Filtering the extremese: This is an optional step that removes the extreme less and extreme high frequent words.

In [5]:
'''
OPTIONAL STEP
Remove very rare and very common words:

- words appearing less than 15 times
- words appearing in more than 10% of all documents
dictionary = gensim.corpora.Dictionary(processed_docs)
'''
dictionary = gensim.corpora.Dictionary(processed_docs)
dictionary.filter_extremes(no_below=15, no_above=0.1, keep_n= 100000)

## - Document to BOW(Bag Of Words):
We create (token_id, token_count) form for each document using doc2bow.

In [6]:
# for each document, (token_id,token_count) is maintained
bow_corpus = [dictionary.doc2bow(doc) for doc in processed_docs]

## Creating LDA Model
The common parameters used in LDA are:
- num_topics: number of latent topics to be extracted from the corpus.
- passes: number of training passes through the corpus
- workers: number of extra processes to use for parallelization.

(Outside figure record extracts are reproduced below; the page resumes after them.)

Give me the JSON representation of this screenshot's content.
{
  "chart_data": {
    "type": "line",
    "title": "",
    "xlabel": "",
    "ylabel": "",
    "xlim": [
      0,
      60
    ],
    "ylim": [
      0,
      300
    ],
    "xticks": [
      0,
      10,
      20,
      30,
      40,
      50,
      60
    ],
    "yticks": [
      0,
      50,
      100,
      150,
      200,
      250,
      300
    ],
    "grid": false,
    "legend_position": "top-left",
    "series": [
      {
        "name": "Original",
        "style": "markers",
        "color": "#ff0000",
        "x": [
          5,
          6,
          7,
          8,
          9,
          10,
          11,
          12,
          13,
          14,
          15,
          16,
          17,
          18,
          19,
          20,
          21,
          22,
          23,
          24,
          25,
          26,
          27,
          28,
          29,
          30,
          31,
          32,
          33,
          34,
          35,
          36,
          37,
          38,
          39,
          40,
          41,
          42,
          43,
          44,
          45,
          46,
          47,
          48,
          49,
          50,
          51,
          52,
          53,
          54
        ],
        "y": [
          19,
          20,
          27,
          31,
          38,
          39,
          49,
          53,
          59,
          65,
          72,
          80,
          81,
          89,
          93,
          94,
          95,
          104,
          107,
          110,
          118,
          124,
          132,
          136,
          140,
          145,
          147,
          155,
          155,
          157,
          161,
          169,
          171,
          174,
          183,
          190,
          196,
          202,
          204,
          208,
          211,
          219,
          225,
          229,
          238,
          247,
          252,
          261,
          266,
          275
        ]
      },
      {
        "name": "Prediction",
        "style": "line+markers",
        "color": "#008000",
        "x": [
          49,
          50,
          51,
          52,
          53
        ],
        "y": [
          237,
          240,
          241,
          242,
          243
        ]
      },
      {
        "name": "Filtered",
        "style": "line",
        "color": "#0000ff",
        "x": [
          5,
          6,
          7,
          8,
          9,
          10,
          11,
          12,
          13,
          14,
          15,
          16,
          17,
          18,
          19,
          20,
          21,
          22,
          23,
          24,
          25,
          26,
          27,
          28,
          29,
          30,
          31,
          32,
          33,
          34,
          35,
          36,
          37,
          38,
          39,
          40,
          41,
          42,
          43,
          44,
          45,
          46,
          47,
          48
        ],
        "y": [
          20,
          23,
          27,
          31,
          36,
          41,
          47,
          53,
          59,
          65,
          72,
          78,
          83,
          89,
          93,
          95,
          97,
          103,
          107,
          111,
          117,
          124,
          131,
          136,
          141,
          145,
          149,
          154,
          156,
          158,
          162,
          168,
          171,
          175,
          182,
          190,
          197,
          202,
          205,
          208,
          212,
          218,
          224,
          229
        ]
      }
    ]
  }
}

Uses all available cores by default.
- id2word: mapping from word ids (integers) to words (strings).

In [7]:
from gensim import models
lda_model = models.LdaMulticore(bow_corpus,
                            num_topics = 8,
                            id2word = dictionary,
                            passes = 20,
                            workers = 2)

## Printing words occuring in the topic and its relative weight:
For each topic, we will explore the words occuring in that topic and its relative weight.

In [8]:
lda_model.print_topics()

[(0,
  '0.007*"presid" + 0.006*"american" + 0.005*"govern" + 0.004*"clinton" + 0.004*"money" + 0.004*"nation" + 0.004*"health" + 0.004*"cleveland" + 0.003*"talk" + 0.003*"happen"'),
 (1,
  '0.015*"game" + 0.013*"team" + 0.010*"space" + 0.009*"play" + 0.009*"nasa" + 0.008*"player" + 0.006*"hockey" + 0.005*"season" + 0.005*"toronto" + 0.005*"orbit"'),
 (2,
  '0.010*"armenian" + 0.008*"israel" + 0.007*"kill" + 0.007*"isra" + 0.006*"govern" + 0.006*"turkish" + 0.005*"jew" + 0.005*"weapon" + 0.005*"arab" + 0.004*"crime"'),
 (3,
  '0.011*"christian" + 0.007*"jesus" + 0.006*"exist" + 0.005*"moral" + 0.004*"bibl" + 0.004*"word" + 0.004*"religion" + 0.004*"life" + 0.004*"church" + 0.004*"evid"'),
 (4,
  '0.008*"drive" + 0.006*"bike" + 0.006*"power" + 0.005*"wire" + 0.005*"engin" + 0.004*"car" + 0.004*"light" + 0.004*"speed" + 0.003*"turn" + 0.003*"littl"'),
 (5,
  '0.022*"window" + 0.020*"file" + 0.011*"program" + 0.010*"drive" + 0.008*"card" + 0.007*"scsi" + 0.007*"version" + 0.007*"disk" + 0.

## Interpreting results:
- Topic 0: Politics
    It contains word like president, american, govern, clinton,... This might be Politics.
- Topic 1: Sports
    It contains word like game, team, play, player,... This might be Sports.
- Topic 2: Crime and Violence
    It contains word like kill, weapon, crime,... This might be Violence.
- Topic 3: Religion
    It contains word like christian, jesus, bible, religion,... This might be Religion.
- Topic 4: Automobile
    It contains word like drive, bike, engine, car,... This might be Automobile.
- Topic 5: Graphic Cards
    It contains word like file, program, drive, card, version, driver,... This might be Graphic Cards. 
- Topic 6: Security
    It contains word like encrypt, chip, secure, clipper, key, privacy,... This might be Security.
- Topic 7: Technology
    It contains words like software, image, data, program,... This might be Technology.